Aldred hands her an old IC that bears his previous name. Pam takes it, references it against something and then returns it to him. Everything checks out fine. Hannah had apparently planned it to the detail.
“Did you know the previous donor?” says Aldred.
“The young lady?” Pam is bending over the desk and scribbling something.
“I heard she was his wife.”
“It’s written in the records, sir. We don’t usually look into such matters. Some donors prefer to remain anonymous and we respect that.”
“Ah.” Aldred looks away and drums his fingers restlessly on the counter. After all that had happened, the mystery remains.
“Did you bring the cheque, sir?”
Aldred slides it to her and she passes him a document along with a pen. He sees the old man’s name and IC number printed on one of the sheets. It is a name in a Mandarin dialect, and one which he does not recognise. He signs the document.
Pam gives him a receipt, some pamphlets and thanks him for the donation with a standard, service-quality smile.
“Can I see him?” asks Aldred.
“Perhaps in half an hour?” Pam suggests. “They’re all out for their afternoon walks, sir.”
Aldred glances over his shoulder. “Could I go see where he lives… sleeps…?”
Pam accedes and leads him past a games room and a diner of multi-coloured tables and peonies before they reach a corridor flanked by rooms of six beds each. Above each bed a ceiling fans spins soundlessly. They enter and Pam directs Aldred to a bed near the window. A tag at the foot of the bed reads “8-C”.
The bed is made, and beside it Aldred finds a nightstand in faux ashwood laminate which contains the resident’s possessions. In a drawer he finds bottles of ointment and packs of unopened catheters and syringes. One compartment holds adult diapers, the one below it carries a heap of old magazines and a rumpled telephone directory from the year 2002. And underneath them all Aldred discovers a rusted tin that still bears traces of the brand of biscuits it once contained.
He lifts its lid to a heap of worthless trinkets—little stringed plastic beads, a brown rubber ball cracked with age, a peeling wooden top and a crinkly cellophane bag containing a few old coins. Deeper into the strata he uncovers a stack of magazine clippings, a faux jade necklace, a few old 70s sticker pads. And in the final stratum—a monochrome photograph of himself seated in an eatery with a young boy perched on his lap. The young boy’s head is thrown pompously upwards, and there is a playful, magnanimous smile on his face.
Life deals its blows. Serendipitous or not, it’s often hard to tell.

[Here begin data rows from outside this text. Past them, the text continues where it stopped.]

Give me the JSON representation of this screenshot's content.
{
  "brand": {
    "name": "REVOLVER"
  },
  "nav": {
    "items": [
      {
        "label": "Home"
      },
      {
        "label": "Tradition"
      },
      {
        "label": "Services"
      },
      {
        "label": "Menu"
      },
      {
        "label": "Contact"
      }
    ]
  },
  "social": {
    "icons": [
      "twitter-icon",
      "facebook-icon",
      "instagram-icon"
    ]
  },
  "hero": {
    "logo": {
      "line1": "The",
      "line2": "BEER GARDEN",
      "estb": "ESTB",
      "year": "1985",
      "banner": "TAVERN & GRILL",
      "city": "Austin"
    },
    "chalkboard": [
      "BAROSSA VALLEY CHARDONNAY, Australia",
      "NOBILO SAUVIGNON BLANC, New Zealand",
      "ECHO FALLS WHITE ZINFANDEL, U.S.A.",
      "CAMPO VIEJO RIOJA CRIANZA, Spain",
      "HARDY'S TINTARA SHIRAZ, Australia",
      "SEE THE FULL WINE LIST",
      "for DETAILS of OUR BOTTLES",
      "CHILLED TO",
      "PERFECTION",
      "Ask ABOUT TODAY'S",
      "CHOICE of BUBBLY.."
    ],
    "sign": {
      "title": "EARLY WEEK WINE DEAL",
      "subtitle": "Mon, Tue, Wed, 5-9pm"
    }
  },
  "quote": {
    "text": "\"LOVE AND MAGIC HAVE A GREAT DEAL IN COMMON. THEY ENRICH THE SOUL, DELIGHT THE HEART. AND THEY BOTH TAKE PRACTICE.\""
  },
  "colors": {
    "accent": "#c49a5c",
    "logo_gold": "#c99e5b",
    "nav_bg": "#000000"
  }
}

The full measure of the recollection hits home like the passing of a heavy, judicial sentence. He runs along the corridor, photograph in hand, his footfalls shattering the calm, his eyes burning; and under the disapproving glares of the attendants he bursts out of the lodge.
On the right he sees a kindergarten down Harding Road, and on the left the road leads off to the hospital block of the former Tanglin Barracks. A football pitch stands in place of the former cricket lawn where he had seen the dead over a century ago. Farther away the road forks and bends uphill along a wooded grove. And there a wheelchair-bound contingent descends in a single file.
He sees him—the old man, four chairs from the front, his head at an angle, his hands upturned like Madonna herself in the likes of Michelangelo’s Pietà, carrying the dead Christ—a Madonna battered by age and whose saliva freely flows from a hanging lip.